DoorDash has raised $400 million in new funding, giving the third-party delivery service a $16 billion post-money valuation, according to a report in Axios’ Pro Rata newsletter. This latest round was led by Durable Capital Partners, with participation from Fidelity and existing investor T. Rowe Price.
Today’s Axios story follows a Wall Street Journal article last week that said the company was close to getting funding that would value the company at $15 billion. This round would bring the total amount of funding DoorDash has raised to $2.5 billion.

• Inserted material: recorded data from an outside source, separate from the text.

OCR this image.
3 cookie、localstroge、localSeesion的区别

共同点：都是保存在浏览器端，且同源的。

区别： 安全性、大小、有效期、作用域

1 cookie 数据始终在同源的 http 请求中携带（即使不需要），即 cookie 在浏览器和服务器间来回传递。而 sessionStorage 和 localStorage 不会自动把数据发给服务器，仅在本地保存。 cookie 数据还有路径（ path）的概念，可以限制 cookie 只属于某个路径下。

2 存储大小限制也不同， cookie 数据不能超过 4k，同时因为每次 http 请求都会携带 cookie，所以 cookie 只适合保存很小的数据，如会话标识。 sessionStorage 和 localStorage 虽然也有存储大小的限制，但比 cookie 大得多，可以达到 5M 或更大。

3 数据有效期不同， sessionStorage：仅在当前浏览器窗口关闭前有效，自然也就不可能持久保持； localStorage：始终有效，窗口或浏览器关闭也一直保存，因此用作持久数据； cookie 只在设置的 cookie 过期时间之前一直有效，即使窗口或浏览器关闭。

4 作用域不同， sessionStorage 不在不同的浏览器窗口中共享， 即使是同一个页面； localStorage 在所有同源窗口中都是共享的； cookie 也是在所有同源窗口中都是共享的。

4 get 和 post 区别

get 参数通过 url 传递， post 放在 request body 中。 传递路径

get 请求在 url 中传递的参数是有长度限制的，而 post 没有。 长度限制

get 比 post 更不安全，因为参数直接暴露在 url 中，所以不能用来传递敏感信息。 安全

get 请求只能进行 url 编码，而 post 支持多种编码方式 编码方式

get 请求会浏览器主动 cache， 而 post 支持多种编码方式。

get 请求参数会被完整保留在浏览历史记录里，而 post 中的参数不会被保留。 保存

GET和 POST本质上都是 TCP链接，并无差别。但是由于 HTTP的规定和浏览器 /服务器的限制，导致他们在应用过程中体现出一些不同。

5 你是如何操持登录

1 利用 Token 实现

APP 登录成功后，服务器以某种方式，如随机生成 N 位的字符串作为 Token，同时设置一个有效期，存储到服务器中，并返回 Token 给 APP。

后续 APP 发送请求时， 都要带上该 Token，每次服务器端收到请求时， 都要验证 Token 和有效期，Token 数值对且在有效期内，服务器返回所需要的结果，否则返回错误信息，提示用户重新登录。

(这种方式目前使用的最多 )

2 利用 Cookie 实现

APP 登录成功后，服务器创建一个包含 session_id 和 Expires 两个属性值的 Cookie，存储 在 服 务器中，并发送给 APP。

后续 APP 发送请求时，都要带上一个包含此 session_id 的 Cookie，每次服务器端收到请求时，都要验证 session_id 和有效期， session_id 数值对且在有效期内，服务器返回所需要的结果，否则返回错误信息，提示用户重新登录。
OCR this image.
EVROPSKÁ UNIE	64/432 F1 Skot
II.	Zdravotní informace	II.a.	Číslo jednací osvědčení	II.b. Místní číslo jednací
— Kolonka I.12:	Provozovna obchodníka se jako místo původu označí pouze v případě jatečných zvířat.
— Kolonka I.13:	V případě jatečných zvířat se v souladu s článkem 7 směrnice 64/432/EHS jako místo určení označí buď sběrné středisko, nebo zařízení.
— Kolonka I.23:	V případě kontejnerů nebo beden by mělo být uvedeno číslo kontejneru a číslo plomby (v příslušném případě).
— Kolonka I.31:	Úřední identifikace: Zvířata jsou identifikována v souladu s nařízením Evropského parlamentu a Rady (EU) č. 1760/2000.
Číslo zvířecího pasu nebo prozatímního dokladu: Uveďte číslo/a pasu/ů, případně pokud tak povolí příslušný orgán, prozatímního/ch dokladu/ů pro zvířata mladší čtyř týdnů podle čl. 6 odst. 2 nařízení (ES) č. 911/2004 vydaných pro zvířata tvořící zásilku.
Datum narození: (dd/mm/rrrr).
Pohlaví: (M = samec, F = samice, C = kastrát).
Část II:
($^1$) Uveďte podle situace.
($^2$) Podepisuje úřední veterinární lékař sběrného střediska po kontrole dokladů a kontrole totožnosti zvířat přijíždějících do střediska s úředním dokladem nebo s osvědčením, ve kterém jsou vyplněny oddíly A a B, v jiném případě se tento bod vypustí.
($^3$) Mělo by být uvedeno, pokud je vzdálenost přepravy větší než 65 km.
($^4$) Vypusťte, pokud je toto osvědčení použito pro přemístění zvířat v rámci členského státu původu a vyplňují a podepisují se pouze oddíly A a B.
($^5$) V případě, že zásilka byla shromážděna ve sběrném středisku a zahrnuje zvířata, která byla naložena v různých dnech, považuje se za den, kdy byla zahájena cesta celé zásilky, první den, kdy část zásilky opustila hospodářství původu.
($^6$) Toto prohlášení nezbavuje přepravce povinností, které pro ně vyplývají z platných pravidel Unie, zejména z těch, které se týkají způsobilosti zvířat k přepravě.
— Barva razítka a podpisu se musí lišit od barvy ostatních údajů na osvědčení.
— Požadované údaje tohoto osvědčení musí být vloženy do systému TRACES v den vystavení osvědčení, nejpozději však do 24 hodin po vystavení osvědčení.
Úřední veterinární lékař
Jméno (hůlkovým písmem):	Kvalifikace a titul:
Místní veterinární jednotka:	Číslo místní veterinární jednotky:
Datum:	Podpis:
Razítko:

Back in February of this year, DoorDash had confidentially filed to go public. Around that same time, the COVID-19 coronavirus erupted into a global pandemic. With shelter-in-place orders instituted around the world, demand for food delivery skyrocketed. As Axios points out, along with this surge in demand came increased costs for DoorDash, which needed to implement new contactless delivery features and provide PPEs to its delivery drivers.
In addition to rising costs, DoorDash’s new funding comes amidst new regulatory and competitive issues. Just yesterday the San Franciso DA sued DoorDash over how the company classifies its workers as contractors and not employees (which would give them overtime pay and other worker benefits, which would cost DoorDash a lot of money). There has also been some consolidation in the third-party delivery space as last week Just Eat Takeaway acquired Grubhub.
There are still a lot of unknowns about how this pandemic will or won’t permanently alter our relationship with restaurants. A recent spike in coronavirus cases where states have re-opened may keep patrons away from dining out and drive them deeper into delivery. The question now is whether the massive amount of money DoorDash has raised is enough to keep it going through all of this change.